Am 12.07.2021 berieten die Finanzminister der Europäischen Union über die weiteren Schritte zur Einführung des Digitalen Euros. Die Folgen betreffen nicht nur die Sparer, sondern jeden von uns.
- die Sparer, die ihr Geld als Festgeld, auf einem Sparkonto, in Anleihen oder in einer anderen „sicheren“ Geldanlage angelegt haben;
- die renditeoriendierten Investoren an den Börsen, die gern nach Chancen für schnellere Geldvermehrung schauen;
- die Freunde des Betongoldes und anderer Sachanlagen, für die vor allem Sachwerte „wahre Werte“ sind;
- die Konsumenten – ob vorzugsweise mit Bargeld oder Karte – die vor allem bequeme und schnelle Transaktionen interessieren…
Schauen wir uns einige Folgen an, die mit dem digitalen Euro auf uns zukommen:
Medienkampagne für digitalen EZB-Währung
Das ZDF berichtete am 14.07.2021 unter dem durchaus treffenden Titel: „Digitaler Euro: Es geht um mehr als bezahlen„. Dem Titel stimme ich zu – aber in einem ganz anderen Sinn, wie ich gleich belegen werde.
Der ZDF-Beitrag ist eine Lobeshymne auf die EZB-Währung und zugleich eine Mahnung, dass die EU schon viel zu viel Zeit hat versteichen lassen.
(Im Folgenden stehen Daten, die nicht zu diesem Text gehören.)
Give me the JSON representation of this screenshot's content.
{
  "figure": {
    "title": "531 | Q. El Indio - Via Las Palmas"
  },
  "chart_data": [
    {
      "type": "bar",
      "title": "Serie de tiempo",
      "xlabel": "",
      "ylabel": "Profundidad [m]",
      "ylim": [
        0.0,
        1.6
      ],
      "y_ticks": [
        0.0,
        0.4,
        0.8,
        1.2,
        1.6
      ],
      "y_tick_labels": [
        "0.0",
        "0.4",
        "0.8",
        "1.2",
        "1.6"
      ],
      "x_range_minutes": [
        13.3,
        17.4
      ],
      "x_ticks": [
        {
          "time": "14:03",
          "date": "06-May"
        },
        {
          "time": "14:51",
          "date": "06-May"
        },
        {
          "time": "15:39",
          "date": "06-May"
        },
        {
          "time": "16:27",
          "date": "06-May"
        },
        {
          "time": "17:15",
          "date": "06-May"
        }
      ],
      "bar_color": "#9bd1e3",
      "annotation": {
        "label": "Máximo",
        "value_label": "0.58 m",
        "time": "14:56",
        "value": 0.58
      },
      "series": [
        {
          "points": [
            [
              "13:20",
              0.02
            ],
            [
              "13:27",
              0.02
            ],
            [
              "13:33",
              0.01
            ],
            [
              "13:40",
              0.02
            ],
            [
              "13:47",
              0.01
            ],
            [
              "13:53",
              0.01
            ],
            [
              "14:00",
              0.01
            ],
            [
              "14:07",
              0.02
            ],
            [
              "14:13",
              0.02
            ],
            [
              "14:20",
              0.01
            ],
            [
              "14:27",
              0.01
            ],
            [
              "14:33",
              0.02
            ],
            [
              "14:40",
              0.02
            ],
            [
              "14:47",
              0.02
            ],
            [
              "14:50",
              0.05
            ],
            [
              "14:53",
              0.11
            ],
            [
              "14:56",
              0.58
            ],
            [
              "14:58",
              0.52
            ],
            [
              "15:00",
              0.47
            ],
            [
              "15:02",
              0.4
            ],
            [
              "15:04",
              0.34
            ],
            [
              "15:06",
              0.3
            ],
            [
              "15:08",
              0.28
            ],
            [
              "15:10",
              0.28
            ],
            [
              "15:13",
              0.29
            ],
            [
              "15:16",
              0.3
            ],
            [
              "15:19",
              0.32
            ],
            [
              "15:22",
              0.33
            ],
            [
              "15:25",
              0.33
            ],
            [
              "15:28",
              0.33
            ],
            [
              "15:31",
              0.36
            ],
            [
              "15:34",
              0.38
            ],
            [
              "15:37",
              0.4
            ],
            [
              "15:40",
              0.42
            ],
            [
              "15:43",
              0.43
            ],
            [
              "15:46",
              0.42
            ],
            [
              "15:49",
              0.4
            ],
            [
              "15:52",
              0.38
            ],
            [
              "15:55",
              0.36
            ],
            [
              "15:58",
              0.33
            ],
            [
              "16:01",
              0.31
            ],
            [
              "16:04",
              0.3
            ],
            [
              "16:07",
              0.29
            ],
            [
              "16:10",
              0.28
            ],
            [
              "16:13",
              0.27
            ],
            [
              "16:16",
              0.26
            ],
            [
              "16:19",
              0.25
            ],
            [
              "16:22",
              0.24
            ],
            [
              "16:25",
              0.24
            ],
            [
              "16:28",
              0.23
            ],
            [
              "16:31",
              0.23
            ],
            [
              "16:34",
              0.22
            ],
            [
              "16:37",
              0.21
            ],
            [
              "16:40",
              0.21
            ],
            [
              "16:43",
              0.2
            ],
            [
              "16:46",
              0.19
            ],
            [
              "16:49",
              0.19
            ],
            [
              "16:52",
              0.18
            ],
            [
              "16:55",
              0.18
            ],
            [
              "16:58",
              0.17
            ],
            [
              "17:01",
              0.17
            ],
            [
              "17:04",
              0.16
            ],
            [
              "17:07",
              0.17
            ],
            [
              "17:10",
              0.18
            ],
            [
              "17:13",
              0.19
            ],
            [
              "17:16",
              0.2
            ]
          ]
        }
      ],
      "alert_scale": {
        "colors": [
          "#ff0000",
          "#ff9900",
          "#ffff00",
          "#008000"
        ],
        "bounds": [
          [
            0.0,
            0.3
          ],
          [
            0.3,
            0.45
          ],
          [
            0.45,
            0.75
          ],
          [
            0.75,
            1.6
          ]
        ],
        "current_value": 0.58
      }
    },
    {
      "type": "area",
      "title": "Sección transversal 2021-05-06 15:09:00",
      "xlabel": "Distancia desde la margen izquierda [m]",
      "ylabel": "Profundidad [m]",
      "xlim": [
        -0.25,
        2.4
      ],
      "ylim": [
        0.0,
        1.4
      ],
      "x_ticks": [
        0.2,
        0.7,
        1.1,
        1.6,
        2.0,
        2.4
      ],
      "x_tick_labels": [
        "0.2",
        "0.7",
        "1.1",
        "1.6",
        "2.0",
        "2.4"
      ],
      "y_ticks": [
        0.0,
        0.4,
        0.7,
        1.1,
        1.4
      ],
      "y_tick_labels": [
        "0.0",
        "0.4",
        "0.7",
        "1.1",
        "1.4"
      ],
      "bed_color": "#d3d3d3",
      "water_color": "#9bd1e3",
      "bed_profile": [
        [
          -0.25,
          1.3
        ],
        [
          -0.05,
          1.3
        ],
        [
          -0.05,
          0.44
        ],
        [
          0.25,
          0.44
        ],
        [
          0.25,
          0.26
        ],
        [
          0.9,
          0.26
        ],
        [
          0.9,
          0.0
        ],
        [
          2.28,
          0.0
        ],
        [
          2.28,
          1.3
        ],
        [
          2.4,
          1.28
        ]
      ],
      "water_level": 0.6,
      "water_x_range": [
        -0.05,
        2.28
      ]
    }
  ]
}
Mehrfach wird in dem Beitrag Prof. Dr. Philipp Sandner zitiert, beispielsweise:
„Die EZB hinkt hinterher; deren Infrastruktur wird in 2026 oder später einsetzbar sein. Auch der US-Dollar ist in einigen Bereichen bereits digital geworden. Das größte Risiko ist, die Bedeutung einer digitalen Währung zu unterschätzen und den Vorsprung zu anderen Währungsräumen größer werden zu lassen.“
Zu ihm heißt es nur kurz, dass er seit Jahren im Bereich der digitalen Werte forscht. Doch ist Sandner ein neutraler Experte, oder könnte man in ihm eher einen Drosten der digitalen Währung sehen? Er
- leitet das Frankfurt School Blockchain Center (FSBC) an der Frankfurt School of Finance & Management, das Finanzinstitute, Industrieunternehmen und Startups hinsichtlich ihrer Blockchain-Aktivitäten berät;
- ist im FinTechRat des Bundesministeriums der Finanzen und im Blockchain Observatory der Europäischen Union;
- war Mitgründer des Blockchain Bundesverband e.V., der International Token Standardization Association (ITSA) e.V. und der Multichain Asset Managers Association;
- war Mitgründer einer auf Innovation und Technologietransfer spezialisierten Unternehmensberatung
um nur einige seiner Business-Aktivitäten neben der Forschung zu nennen. Wie unabhängig kann seine Aussage zum digitalen Euro sein?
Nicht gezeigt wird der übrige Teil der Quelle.